Was ist eine Brustverkleinerung?

Ein zu großer Busen (Makromastie) kann für seine Trägerin ganz schön belastend sein. Neben körperlichen Beschwerden stellt er für viele Frauen auch ein ästhetisches Problem dar. Insbesondere dann, wenn das Gewebe sichtlich erschlafft ist. Selbst bei minimalen körperlichen Aktivitäten macht sich das Gewicht der Brust schnell bemerkbar. Eine zu große Oberweite beeinträchtigt daher oft die Bewegungsfreiheit und führt in vielen Fällen zu Haltungsschäden sowie Verspannungen im Rücken-, Schulter- und Nackenbereich.

Abhilfe schaffen speziell für große Brust konzipierte Büstenhalter oder sogenannte Minimizer, die meist deutlich teuer ausfallen als ihre Pendants in gängigen Größen.
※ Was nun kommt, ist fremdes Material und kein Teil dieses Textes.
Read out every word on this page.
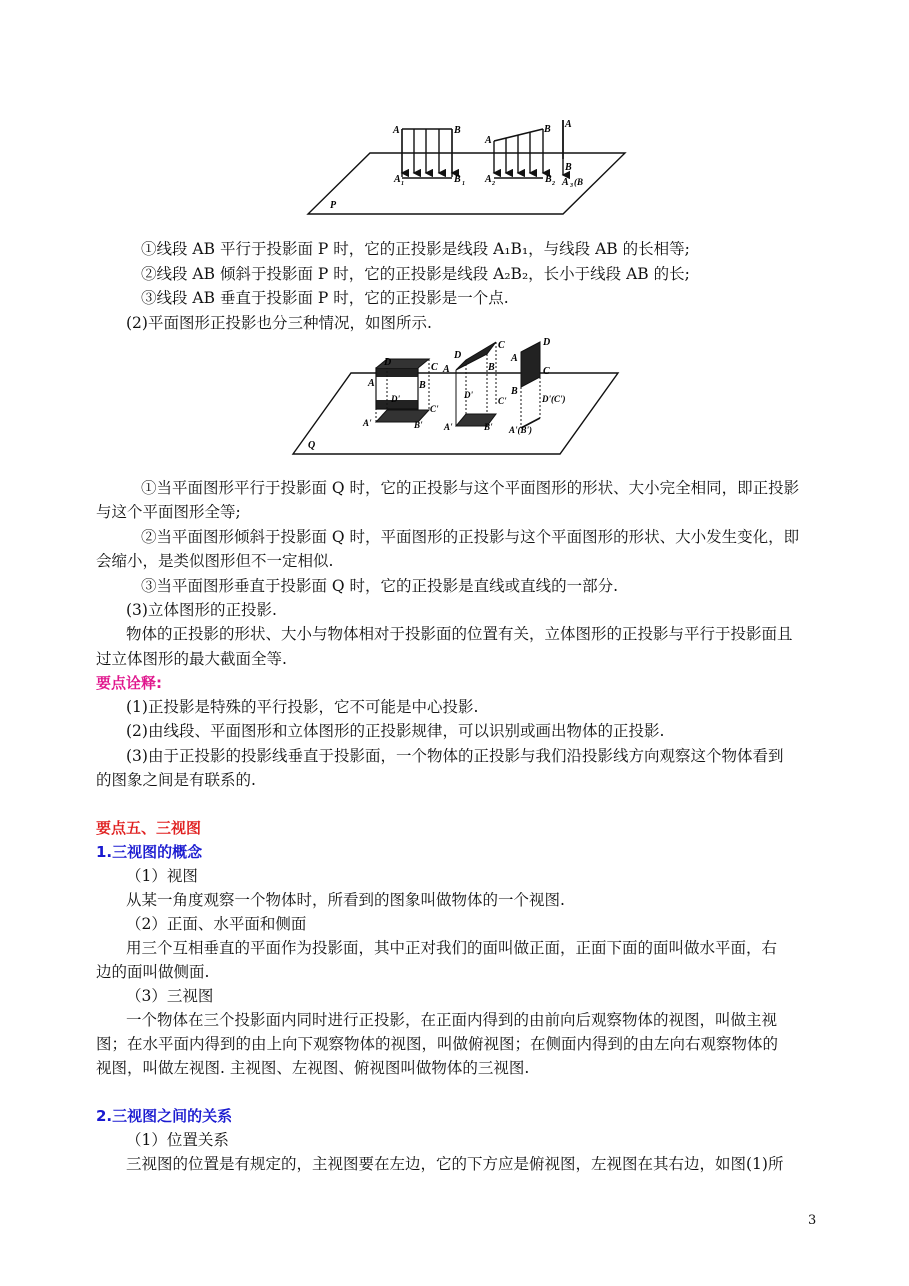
A	B
A 1	B 1
A
B
A 2	B 2
A
B
A 3 (B
P
①线段 AB 平行于投影面 P 时，它的正投影是线段 A₁B₁，与线段 AB 的长相等;
②线段 AB 倾斜于投影面 P 时，它的正投影是线段 A₂B₂，长小于线段 AB 的长;
③线段 AB 垂直于投影面 P 时，它的正投影是一个点.
(2)平面图形正投影也分三种情况，如图所示.
D	C
A	B
D'
C'
A'	B'
D
C
A	B
D'
C'
A'	B'
A
D
B
C
D'(C')
A'(B')
Q
①当平面图形平行于投影面 Q 时，它的正投影与这个平面图形的形状、大小完全相同，即正投影
与这个平面图形全等;
②当平面图形倾斜于投影面 Q 时，平面图形的正投影与这个平面图形的形状、大小发生变化，即
会缩小，是类似图形但不一定相似.
③当平面图形垂直于投影面 Q 时，它的正投影是直线或直线的一部分.
(3)立体图形的正投影.
物体的正投影的形状、大小与物体相对于投影面的位置有关，立体图形的正投影与平行于投影面且
过立体图形的最大截面全等.
要点诠释:
(1)正投影是特殊的平行投影，它不可能是中心投影.
(2)由线段、平面图形和立体图形的正投影规律，可以识别或画出物体的正投影.
(3)由于正投影的投影线垂直于投影面，一个物体的正投影与我们沿投影线方向观察这个物体看到
的图象之间是有联系的.
要点五、三视图
1.三视图的概念
（1）视图
从某一角度观察一个物体时，所看到的图象叫做物体的一个视图.
（2）正面、水平面和侧面
用三个互相垂直的平面作为投影面，其中正对我们的面叫做正面，正面下面的面叫做水平面，右
边的面叫做侧面.
（3）三视图
一个物体在三个投影面内同时进行正投影，在正面内得到的由前向后观察物体的视图，叫做主视
图；在水平面内得到的由上向下观察物体的视图，叫做俯视图；在侧面内得到的由左向右观察物体的
视图，叫做左视图. 主视图、左视图、俯视图叫做物体的三视图.
2.三视图之间的关系
（1）位置关系
三视图的位置是有规定的，主视图要在左边，它的下方应是俯视图，左视图在其右边，如图(1)所
3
In luftigen, halterlosen Sommerkleidern und Tops wollen sich die betroffenen Damen jedoch auch mit der richtigen Unterwäsche nicht zeigen und wünschen sich eine dauerhafte Lösung.

Diese Möglichkeit bietet ihnen eine operative Brustverkleinerung, bei der überschüssiges Haut-, Fett- und Drüsengewebe entfernt wird.

Wie läuft eine Brustverkleinerung ab?

Vor der Operation zeichnet der Chirurg mit einem Stift die Schnittführung an der sitzenden Patientin ein. Hiernach wird die Patientin in einen künstlichen Tiefschlaf versetzt. Die zu behandelnden Areale werden entsprechend vorbereitet und der Eingriff beginnt.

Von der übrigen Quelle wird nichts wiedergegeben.